Thursday, September 6, 2012

Dementors: A Metaphor for Depression...

Dementors from Harry Potter

I've never been able to adequately depict the way depression feels and how it looks to me.  I don't have the words to describe these times in my life, and they feel so intensely personal that I didn't think anyone else could possibly understand, but one of my favorite writers has depicted depression in a way that I completely identify with and can relate to. 

If you're familiar with the Harry Potter stories, you certainly know what dementors are.  Appearing in the third book of the series, they are the soul-sucking beings who cause people to go crazy.  I recently read that author J.K. Rowling created dementors after a time in her own life when she was clinically depressed.  Once learning this, the idea of dementors acting as a metaphor for depression instantly clicked with me, and I couldn't believe I hadn't made that connection before. 

If one looks at the list of symptoms of depression, most of those symptoms are mirrored by the effects that dementors have on people.  Even the physical features of dementors compare to how I would depict depression if I had to put a "face" on it.  Dementors are cloaked, covered in gray, grow in dark places and create a thick chilly fog around them.  An aspect of depression that I've always experienced is the sense of a physical cloud in the distance in my mind.  As I get more depressed, the cloud grows into a bank-like fog.   It grows closer as my depression deepens and thins and clears when the depression lifts.  In the deepest depressions I feel sunken into the thick of the murk and its oppressiveness manifests in a physical sense of weight on me - usually on my chest or in my throat.  

Dementors feed on the happy memories and joy of people, and they cause people to relive the worst moments and horrors of their lives.  Rumination and focus on the negative is a major component to my depression.  Every mistake I ever made and every mark I ever fell short of are replayed in my mind to reaffirm my suspicion that I'm not enough, not good enough, and never can be enough. 

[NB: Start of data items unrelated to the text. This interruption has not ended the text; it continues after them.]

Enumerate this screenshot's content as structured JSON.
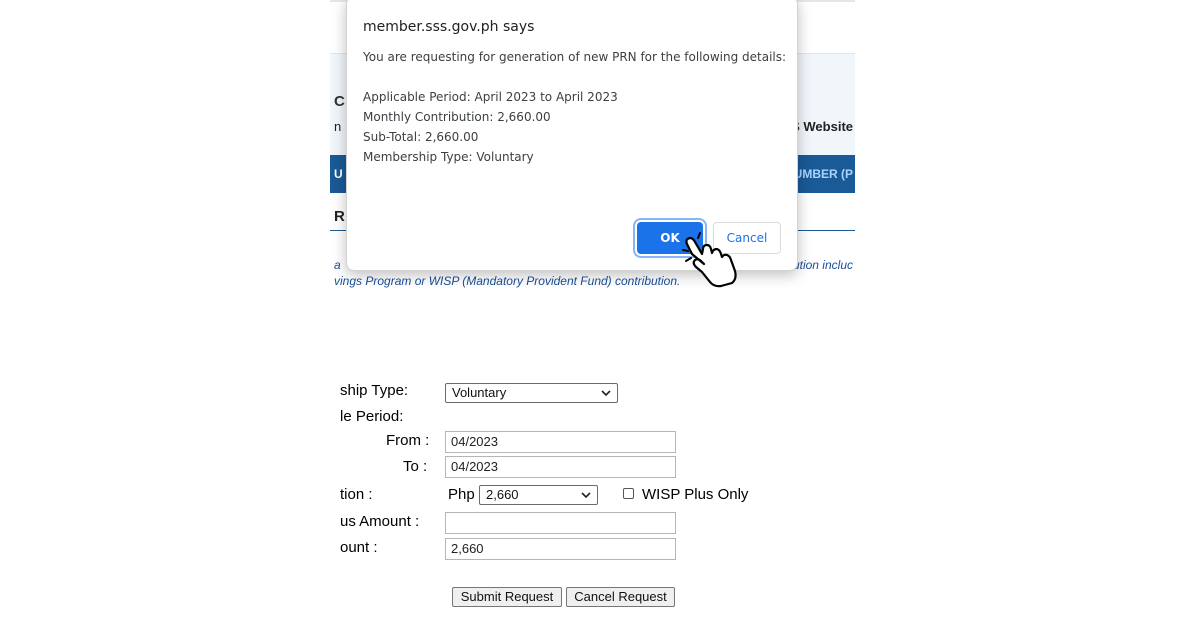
{
  "background_page": {
    "header_title_fragment": "C",
    "header_sub_fragment": "n",
    "header_link_fragment": "S Website",
    "nav_left_fragment": "U",
    "nav_right_fragment": "UMBER (P",
    "section_heading_fragment": "R",
    "note_line1_left": "a",
    "note_line1_right": "ution  incluc",
    "note_line2": "vings Program or WISP (Mandatory Provident Fund) contribution."
  },
  "form": {
    "membership_type_label": "ship Type:",
    "membership_type_value": "Voluntary",
    "applicable_period_label": "le Period:",
    "from_label": "From :",
    "from_value": "04/2023",
    "to_label": "To :",
    "to_value": "04/2023",
    "contribution_label": "tion :",
    "currency": "Php",
    "contribution_value": "2,660",
    "wisp_plus_label": "WISP Plus Only",
    "wisp_plus_checked": false,
    "plus_amount_label": "us Amount :",
    "plus_amount_value": "",
    "total_amount_label": "ount :",
    "total_amount_value": "2,660",
    "submit_label": "Submit Request",
    "cancel_label": "Cancel Request"
  },
  "dialog": {
    "title": "member.sss.gov.ph says",
    "message": "You are requesting for generation of new PRN for the following details:",
    "details": [
      "Applicable Period: April 2023 to April 2023",
      "Monthly Contribution: 2,660.00",
      "Sub-Total: 2,660.00",
      "Membership Type: Voluntary"
    ],
    "ok_label": "OK",
    "cancel_label": "Cancel"
  },
  "icons": {
    "cursor": "hand-pointer-icon",
    "dropdown": "chevron-down-icon"
  },
  "colors": {
    "nav_bar": "#1a5a96",
    "link_blue": "#1a4f9a",
    "dialog_primary": "#1a73e8"
  }
}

Dementors who latch onto a victim's mouth can suck out the person's soul.  We could argue all day about what a "soul" is or isn't, but I'll use a working definition of soul as one offered by dictionary.com:  the principle of life, feeling, thought, and action in humansDepression, likewise deeply affects these four elements of my life.  

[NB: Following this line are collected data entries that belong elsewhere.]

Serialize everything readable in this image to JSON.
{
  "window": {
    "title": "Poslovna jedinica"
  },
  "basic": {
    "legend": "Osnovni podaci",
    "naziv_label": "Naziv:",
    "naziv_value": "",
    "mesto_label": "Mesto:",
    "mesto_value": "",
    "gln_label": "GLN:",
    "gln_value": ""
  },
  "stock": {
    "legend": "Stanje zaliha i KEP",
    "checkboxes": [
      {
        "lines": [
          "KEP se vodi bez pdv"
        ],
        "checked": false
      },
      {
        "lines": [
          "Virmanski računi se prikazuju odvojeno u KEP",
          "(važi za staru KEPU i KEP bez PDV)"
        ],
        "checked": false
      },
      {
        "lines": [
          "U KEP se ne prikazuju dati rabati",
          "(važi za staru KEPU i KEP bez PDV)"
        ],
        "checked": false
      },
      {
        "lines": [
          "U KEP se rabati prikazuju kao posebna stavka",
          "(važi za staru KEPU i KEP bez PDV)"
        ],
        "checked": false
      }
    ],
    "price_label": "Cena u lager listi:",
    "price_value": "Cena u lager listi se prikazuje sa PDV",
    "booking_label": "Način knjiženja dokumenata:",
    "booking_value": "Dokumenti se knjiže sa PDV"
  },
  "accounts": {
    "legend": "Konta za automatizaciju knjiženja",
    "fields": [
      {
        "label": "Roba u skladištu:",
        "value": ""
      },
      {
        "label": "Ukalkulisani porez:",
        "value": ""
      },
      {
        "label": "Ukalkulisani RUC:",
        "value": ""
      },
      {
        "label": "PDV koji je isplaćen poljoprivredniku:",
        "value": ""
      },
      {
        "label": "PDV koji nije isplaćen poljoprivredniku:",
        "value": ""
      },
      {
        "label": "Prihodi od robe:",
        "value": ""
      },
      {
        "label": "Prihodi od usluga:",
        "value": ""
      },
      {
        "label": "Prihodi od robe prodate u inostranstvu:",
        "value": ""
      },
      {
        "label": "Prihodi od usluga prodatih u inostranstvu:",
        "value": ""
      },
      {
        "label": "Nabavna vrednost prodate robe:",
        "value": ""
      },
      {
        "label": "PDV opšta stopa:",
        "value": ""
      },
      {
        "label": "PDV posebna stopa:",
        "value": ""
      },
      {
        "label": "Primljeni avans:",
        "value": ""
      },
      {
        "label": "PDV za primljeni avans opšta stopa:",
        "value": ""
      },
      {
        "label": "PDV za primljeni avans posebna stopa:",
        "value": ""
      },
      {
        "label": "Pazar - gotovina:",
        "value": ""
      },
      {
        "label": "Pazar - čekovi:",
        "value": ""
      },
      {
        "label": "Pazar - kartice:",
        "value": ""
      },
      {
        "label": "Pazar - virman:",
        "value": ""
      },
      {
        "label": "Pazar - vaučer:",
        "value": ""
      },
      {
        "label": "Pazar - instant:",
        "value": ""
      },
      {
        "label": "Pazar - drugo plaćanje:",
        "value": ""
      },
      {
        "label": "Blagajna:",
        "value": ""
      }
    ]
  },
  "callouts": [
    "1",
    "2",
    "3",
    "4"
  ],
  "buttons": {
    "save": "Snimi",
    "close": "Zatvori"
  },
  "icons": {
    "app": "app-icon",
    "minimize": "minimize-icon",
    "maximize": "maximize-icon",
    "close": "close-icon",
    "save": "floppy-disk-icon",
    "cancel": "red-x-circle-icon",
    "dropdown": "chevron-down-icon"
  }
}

When I'm depressed, there is a lack of principle.  Life has little or no meaning and is senseless and purposeless.  I either feel everything entirely too intensely, or I lose feeling altogether and am left hollow and merely a shell of myself.  My thoughts are scattered and undisciplined.  They are difficult to manage, and my mind is not as sharp or as skillful as it is in times when I am well.  Equally as frustrating is the inability to act.  Although I have a sense that tasks need to be accomplished, the will to do those things is lost and the ability to act on the most menial of tasks - getting out of bed, showering, even smiling, are feats that require strength I sometimes don't imagine I could possibly have.  It has been said that the kiss of the dementor is a fate worse than death, which could easily allude to the thoughts of suicide and suicide attempts that are often a component of depression when sufferers feel that any alternative is preferable to the hell of a depressive episode.  

Dementors are very present in my life right now.  I've been through my fair share of depressive episodes in my life and I can tell you it never gets easier nor do I ever feel more confident that I'll get through it in one piece.  The difference between depressive episodes I experienced when I was younger versus those I experience now is that I have more wisdom in knowing how to endure.  


Nothing lifts a depression immediately and I tell those who ask that there is nothing they can do for me because there truly isn't.  Beyond knowing friends and family are there to offer kind words or reassurances, it mostly lies within me to get through.  I can talk to my doctors, change medications and wait for them to work, and go to therapy, but at the end of the day I have to play the biggest role in getting through the bad times.

The trouble with this is that never in my life am I as unmotivated and ill-equipped to deal with a challenge as I am when I'm depressed.  I'll blog more tomorrow about how I fight my own dementors and the ways I attempt to keep them at bay even when they are not an immediate presence in my life.